Im November 2014 erwog das Erzbistum Saint Paul and Minneapolis ein Insolvenzverfahren, um Schadensersatzansprüche von Missbrauchsopfern im Erzbistum zu erfüllen.[89]
Im Dezember 2018 meldete das Erzbistum Santa Fe in New Mexico Insolvenz an, da es die Entschädigungsforderungen von Opfern sexuellen Missbrauchs durch seine Priester nicht mehr erfüllen konnte.[90]
Im Februar 2020 meldete das Bistum Harrisburg in Pennsylvania nach hohen Schadensersatzzahlungen Insolvenz an.[91]
Reaktionen des Vatikans
Johannes Paul II.
Anfang der 1990er Jahre betrachtete der Vatikan Fälle von Kindesmissbrauch vor allem als ein moralisches Problem der Ortskirchen in den Vereinigten Staaten. In diesem Sinne äußerten sich Papst Johannes Paul II. und Joaquín Navarro-Valls 1993 während der Reise des Papstes zum Weltjugendtag in Denver.[92] Dies änderte sich, als 1994 in Irland die Fälle des Ordenspriesters Brendan Smyth und des Priesters Liam Cosgrove bekannt wurden.[93]
Im Frühjahr 2002 erschütterte das Bekanntwerden zahlreicher sexueller Missbrauchsfälle die amerikanische Kirche (Bostoner Skandal). Mitte April 2002 zitierte der Papst 13 amerikanische Kardinäle für ein zweitägiges Krisentreffen nach Rom. Er bezeichnete sexuellen Kindesmissbrauch als Verbrechen, das in der Kirche keinen Platz habe.[94]
Apostolische Visitation der Priesterseminare (2005/2006)
Im April 2002 fanden wegen des Missbrauchsskandals Gespräche zwischen Papst Johannes Paul II. und Vertretern der römischen Kurie sowie Vertretern der Bischofskonferenz der USA statt. Eines der Ergebnisse war, dass der Vatikan alle Priesterseminare in den USA überprüfen lassen wollte, einschließlich der Ausbildungsstätten der Ordensgemeinschaften. Die Vorbereitungen zu dieser Apostolischen Visitation fanden ab 2003 statt. Beteiligt waren unter der Aufsicht des Papstes unter anderem Vertreter der Kongregation für das Katholische Bildungswesen, der Kongregation für den Klerus, der Kongregation für die Glaubenslehre und der Kongregation für die Institute geweihten Lebens und für die Gesellschaften apostolischen Lebens. In Absprache mit der Bischofskonferenz der USA und der United States Conference of Major Superiors of Men (Dachverband der Ordensoberen der Männerorden in den USA) wurden die Arbeitsanweisungen für die Visitatoren erarbeitet und eine Liste der Personen erstellt, die als Visitatoren in Frage kamen.
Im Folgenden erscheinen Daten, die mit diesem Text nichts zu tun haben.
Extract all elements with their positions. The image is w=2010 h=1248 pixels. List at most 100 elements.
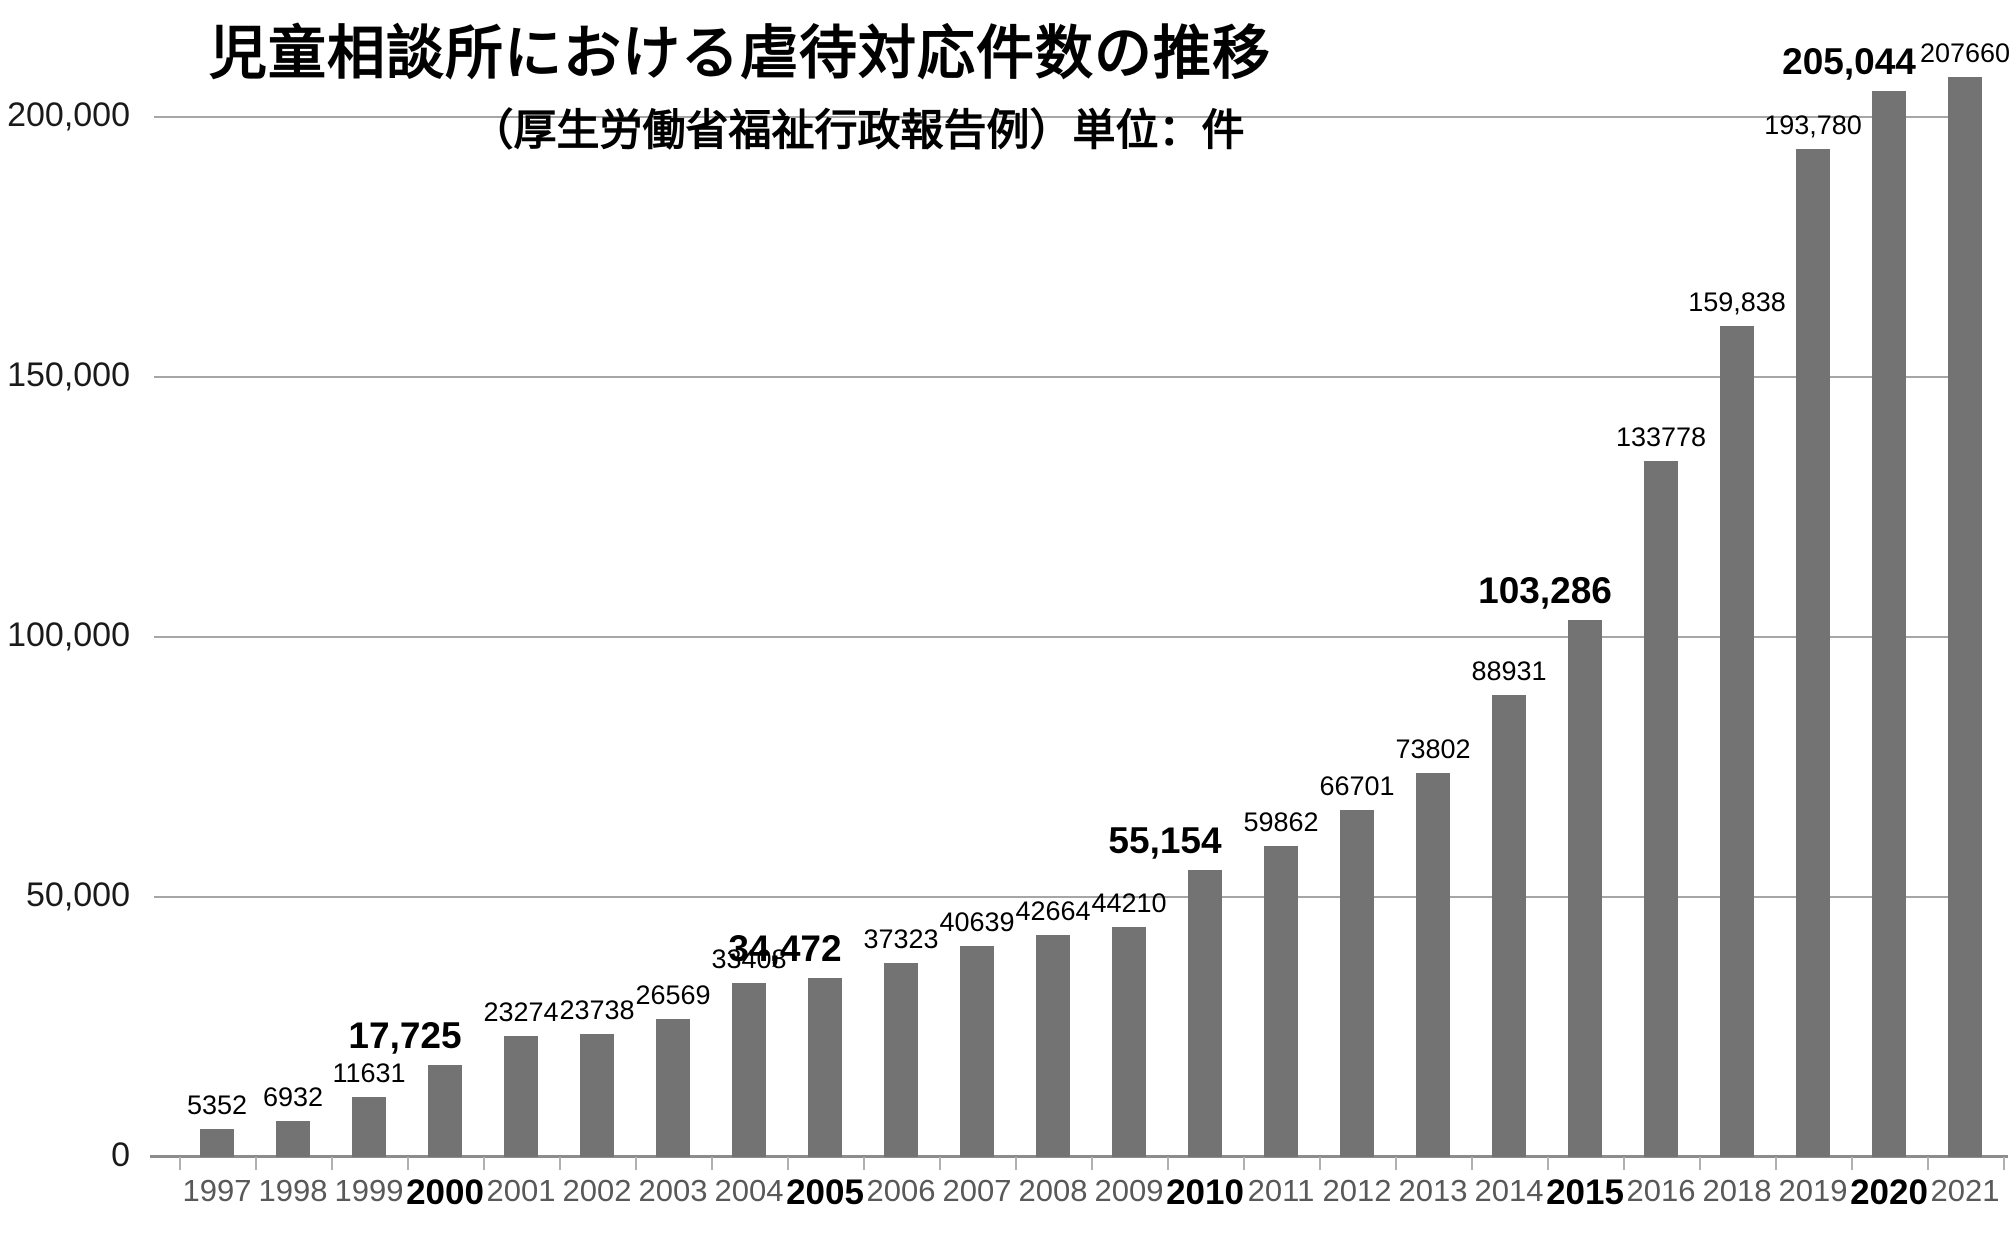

Als Koordinator in den USA wurde Edwin Frederick O’Brien ausgewählt, der damalige Erzbischof des Militärordinariats der USA. Die Visitationen fanden schließlich während des Pontifikats von Benedikt XVI. statt: Besuche bei 229 Priesterseminaren mit mehr als 4500 Seminaristen[17] im Zeitraum September 2005 bis Mai 2006.[95][96]
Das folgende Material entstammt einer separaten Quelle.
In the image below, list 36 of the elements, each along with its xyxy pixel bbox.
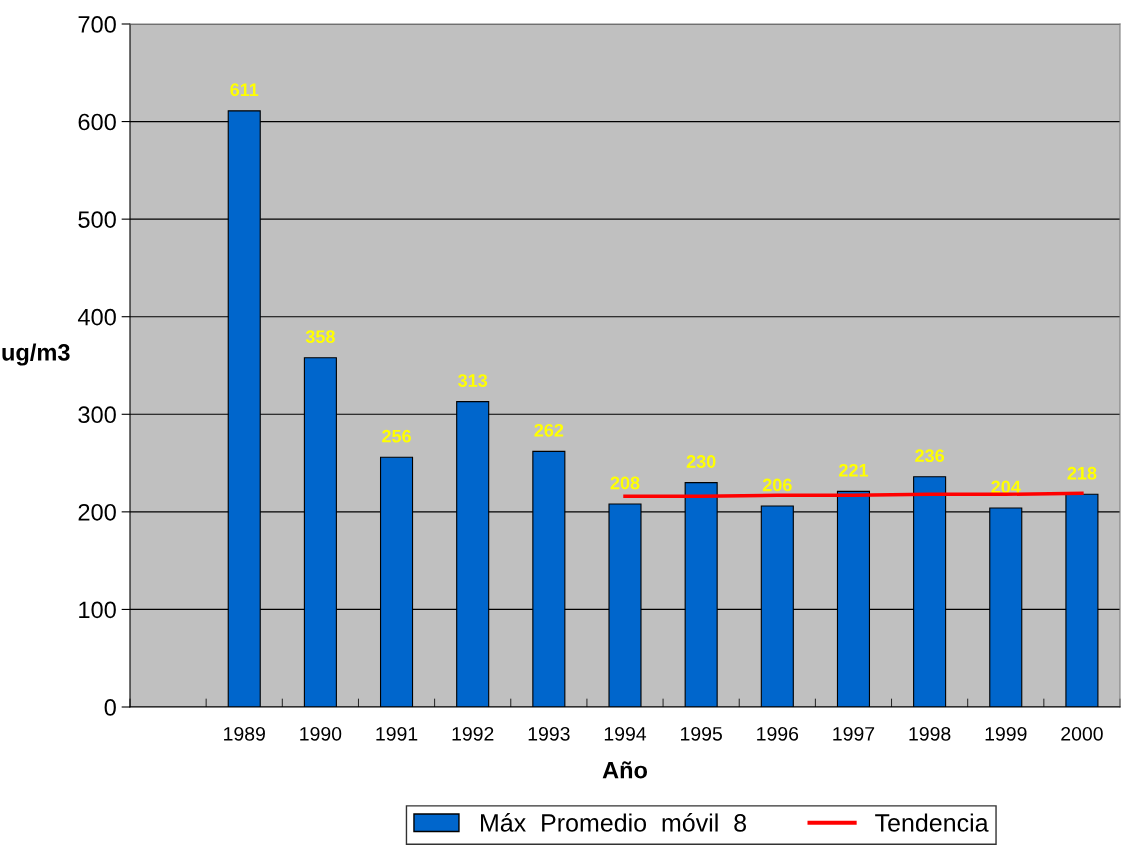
data-label: 206 xyxy=(762,478,792,492)
y-axis-title: ug/m3 xyxy=(2,343,70,366)
data-label: 313 xyxy=(458,374,488,387)
y-tick-label: 400 xyxy=(77,308,116,326)
data-label: 218 xyxy=(1067,466,1097,480)
x-tick-label: 2000 xyxy=(1061,726,1103,741)
x-tick-label: 1999 xyxy=(985,726,1027,741)
y-tick-label: 700 xyxy=(78,16,116,33)
x-tick-label: 1995 xyxy=(681,726,722,741)
x-tick-label: 1994 xyxy=(604,726,647,741)
y-tick-label: 300 xyxy=(78,406,116,424)
data-label: 208 xyxy=(610,476,640,490)
data-label: 221 xyxy=(839,463,869,477)
data-label: 611 xyxy=(230,83,259,97)
data-label: 358 xyxy=(305,330,335,344)
x-tick-label: 1997 xyxy=(833,726,875,741)
legend-label: Tendencia xyxy=(875,813,989,832)
y-tick-label: 100 xyxy=(79,601,116,619)
x-tick-label: 1990 xyxy=(300,726,342,741)
data-label: 236 xyxy=(915,449,945,463)
y-tick-label: 600 xyxy=(78,113,116,131)
y-tick-label: 200 xyxy=(78,503,116,521)
data-label: 262 xyxy=(534,423,564,437)
data-label: 204 xyxy=(991,480,1021,494)
x-tick-label: 1992 xyxy=(452,726,494,741)
x-tick-label: 1998 xyxy=(909,726,951,741)
data-label: 256 xyxy=(382,429,411,443)
x-tick-label: 1989 xyxy=(224,726,265,741)
x-tick-label: 1991 xyxy=(376,726,418,741)
y-tick-label: 0 xyxy=(104,699,116,716)
legend-label: Máx Promedio móvil 8 xyxy=(481,813,747,832)
y-tick-label: 500 xyxy=(78,211,116,228)
x-tick-label: 1996 xyxy=(757,726,799,741)
x-tick-label: 1993 xyxy=(528,726,570,741)
data-label: 230 xyxy=(686,455,716,468)
x-axis-title: Año xyxy=(602,761,648,779)
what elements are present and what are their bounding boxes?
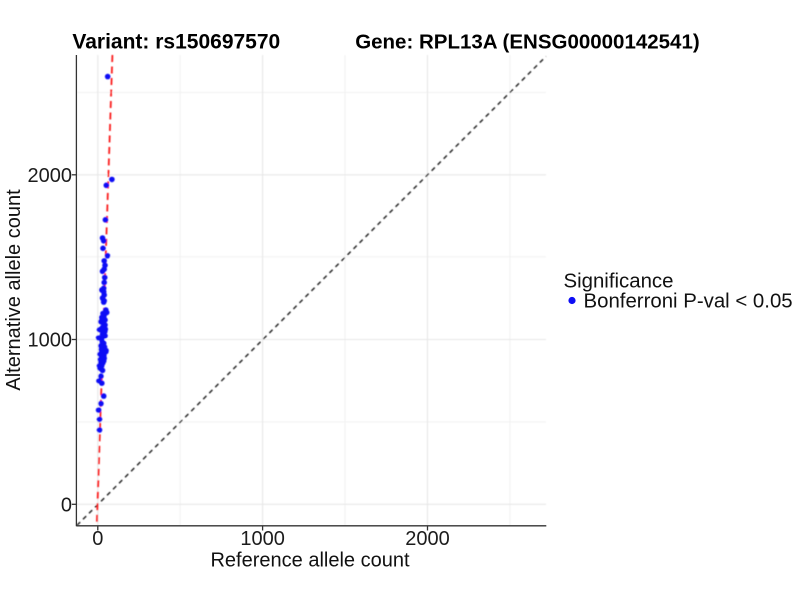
svg-text:Reference allele count: Reference allele count [210, 550, 409, 572]
svg-text:Significance: Significance [564, 270, 674, 292]
svg-text:0: 0 [61, 495, 72, 517]
svg-text:0: 0 [92, 528, 103, 550]
svg-text:2000: 2000 [28, 165, 73, 187]
svg-text:1000: 1000 [28, 330, 73, 352]
svg-text:Gene: RPL13A (ENSG00000142541): Gene: RPL13A (ENSG00000142541) [355, 30, 700, 53]
svg-text:1000: 1000 [240, 528, 285, 550]
svg-text:Variant: rs150697570: Variant: rs150697570 [72, 30, 280, 53]
svg-text:Bonferroni P-val < 0.05: Bonferroni P-val < 0.05 [584, 291, 793, 313]
svg-text:Alternative allele count: Alternative allele count [3, 189, 25, 391]
svg-text:2000: 2000 [405, 528, 450, 550]
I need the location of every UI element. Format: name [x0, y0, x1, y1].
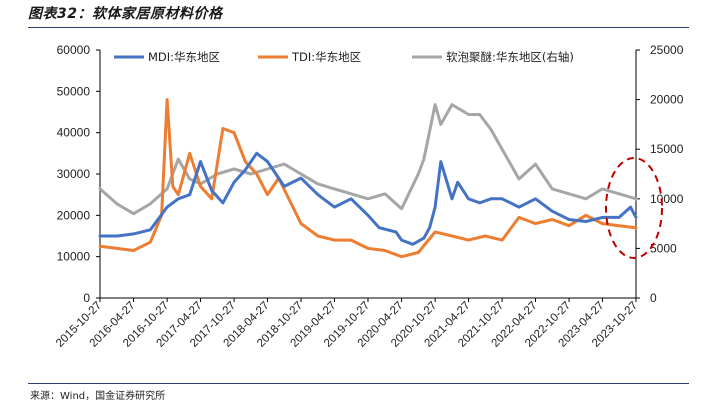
right-tick-label: 0	[650, 291, 657, 305]
annotation	[605, 157, 663, 259]
right-tick-label: 15000	[650, 142, 684, 156]
legend: MDI:华东地区 TDI:华东地区 软泡聚醚:华东地区(右轴)	[114, 50, 574, 64]
right-tick-label: 5000	[650, 241, 677, 255]
source-note: 来源：Wind，国金证券研究所	[30, 391, 166, 402]
left-tick-label: 40000	[57, 126, 91, 140]
series-line-1	[98, 98, 638, 259]
left-tick-label: 20000	[57, 208, 91, 222]
left-tick-label: 30000	[57, 167, 91, 181]
right-tick-label: 10000	[650, 192, 684, 206]
legend-label-1: TDI:华东地区	[291, 50, 361, 64]
chart-title: 图表32：软体家居原材料价格	[28, 6, 223, 22]
left-tick-label: 60000	[57, 43, 91, 57]
footer-rule	[28, 383, 689, 384]
left-tick-label: 50000	[57, 84, 91, 98]
left-tick-label: 0	[83, 291, 90, 305]
right-tick-label: 25000	[650, 43, 684, 57]
right-tick-label: 20000	[650, 93, 684, 107]
legend-label-2: 软泡聚醚:华东地区(右轴)	[446, 50, 574, 64]
series-line-2	[98, 103, 638, 216]
left-tick-label: 10000	[57, 250, 91, 264]
highlight-ellipse	[605, 157, 663, 259]
title-rule	[28, 27, 689, 28]
series-line-0	[98, 151, 638, 246]
legend-label-0: MDI:华东地区	[148, 50, 220, 64]
series-layer	[98, 98, 638, 259]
Bei der Apostolischen Visitation ging es um die grundlegenden Fragen im Zusammenhang mit der Qualität der Priesterausbildung in den USA, beispielsweise das Selbstverständnis der Priester, Kriterien für die Auswahl der Kandidaten sowie verschiedene Aspekte der beruflichen, geistigen und menschlichen Ausbildung.[95][96] Ein Punkt erregte jedoch besondere Aufmerksamkeit. Im September 2005 wurde bekannt, dass die Visitatoren gezielt nach Homosexuellen suchten (siehe auch Homosexualität und römisch-katholische Kirche). Die Seminaristen sollten Auskunft geben, ob ihnen homosexuelles Verhalten im Seminar bekannt war, was einer Aufforderung zur Denunziation entsprach. Der Hintergrund war, dass in den vergangenen Jahrzehnten laut der John-Jay-Studie (2004) die meisten missbrauchten Kinder Jungen waren. Erzbischof O’Brien erklärte dazu: „Jeder, der homosexuell aktiv ist oder eine stark homosexuelle Neigung hat, sollte sich nicht als Seminarist bewerben und auch nicht in einem Priesterseminar akzeptiert werden.“ Die Absicht des Vatikans, gezielt homosexuelle Seminaristen auszuschließen, stieß auch innerhalb der Kirche auf Protest. In Deutschland übten unter anderem die „Ökumenische Arbeitsgruppe Homosexuelle und Kirche“ und der Jesuit Hermann Kügler Kritik. Die Theologin Uta Ranke-Heinemann wies im Blick auf das Überwiegen männlicher Missbrauchsopfer darauf hin, dass die Priester nur noch von Jungen umgeben seien, nachdem Papst Johannes Paul II. von 1980 bis 1994 „alle Messdienerinnen vertrieben“ habe.[17]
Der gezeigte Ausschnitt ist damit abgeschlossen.